Crítica sobre o filme "Enigma de Outro Mundo":

Jorge Saldanha
Enigma de Outro Mundo Por Jorge Saldanha
| Data: 19/01/2009
John Carpenter, da leva de cineastas que, a partir do final dos anos 1960, surgiram para se dedicar ao gênero fantástico, é o meu preferido. A partir de seu sucesso com o horror Halloween (1978), o cineasta realizou grandes filmes que iam do suspense fantástico (A Bruma Assassina, 1980) à aventura futurista (Fuga de Nova York, 1981). Tendo iniciado como diretor independente, sua oportunidade para trabalhar em um grande estúdio surgiu quando a Universal convidou-o para dirigir a refilmagem de O Monstro do Ãrtico (The Thing, 1951). Carpenter não titubeou em aceitar a oferta, até porque o filme original é um dos seus prediletos. Assim, ele convidou para o papel principal o ator Kurt Russel, com quem já trabalhara em Fuga de Nova York, arregimentou uma equipe de grandes talentos e realizou este O Enigma de Outro Mundo.

Em 1982, quando de seu lançamento nos cinemas, o filme foi injustamente classificado pela crítica americana, então empolgada com o bonzinho E.T. de Steven Spielberg (que estreara duas semanas antes), como uma cópia inferior e mais violenta de Alien. O publico também não correspondeu nas bilheterias, mas no exterior o filme encontrou admiradores, sendo posteriormente redescoberto pelos americanos na TV e em vídeo. Hoje, The Thing é considerado um dos melhores filmes do gênero e o ponto mais alto na carreira do cultuado diretor, que graças a um roteiro conciso e aos espetaculares efeitos de maquiagem criados por Rob Bottin, é bem mais fiel ao conceito imaginado pelo escritor John W. Campbell Jr. no seu conto "Who Goes There", no qual se baseara o longa original.

Indiscutivelmente The Thing não pode ser considerado um filme para estômagos fracos, graças às cenas onde vemos on camera (não esqueça que, na época, inexistiam efeitos em computação gráfica) a criatura absorver suas vítimas e, gradualmente, assumir formas deformadas e monstruosas de cães e seres humanos. Mas engana-se quem achar que Carpenter baseia a eficácia de seu filme apenas nisso. Aqui ele mostra que sabe construir, de modo lento e muitas vezes exasperante, uma claustrofóbica trama de suspense e horror. Outro fator de apoio importantíssimo é a memorável trilha original do lendário maestro Ennio Morricone, que usa timbres de sintetizadores que remetem não apenas às composições que o próprio Carpenter criou para seus filmes anteriores, mas também à antológica de Goblin para Zombie – O Despertar dos Mortos (1979), de George Romero. O score, principalmente em seu tema principal, apresenta ritmos pulsantes, graves e lentos, transmitindo ao ouvinte um senso de iminente ameaça. Também emprega cordas agudas para, em determinados momentos, acentuar o suspense ou simplesmente criar um caos orquestral.

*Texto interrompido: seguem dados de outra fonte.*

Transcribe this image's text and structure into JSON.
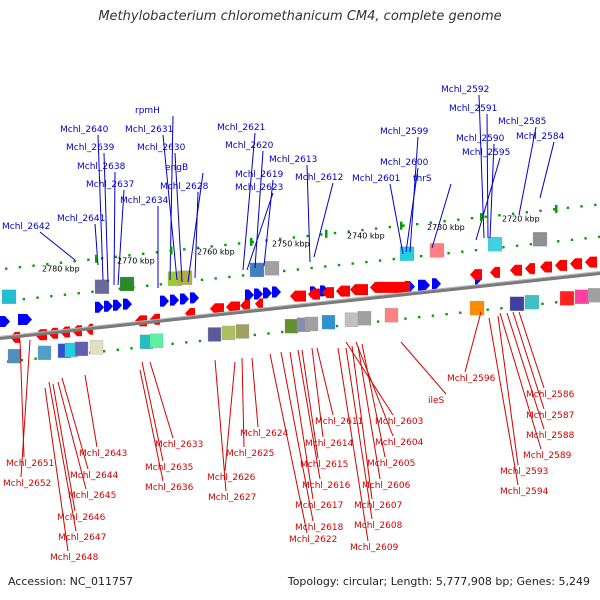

Da memorável seqüência de abertura ao som da música hipnótica de Morricone, onde vemos um cão percorrer a vasta planície nevada perseguido por um helicóptero, passando pelo memorável desempenho "Clint Eastwood" de Kurt Russell, as cenas claustrofóbicas e as apavorantes encarnações do monstro, O Enigma de Outro Mundo é um filme de exceção – do tipo que, no gênero, há muito tempo não se faz. E dificilmente a prequel que está em planejamento na Universal, com roteiro de Ronald D. Moore (Battlestar Galactica), estará à sua altura.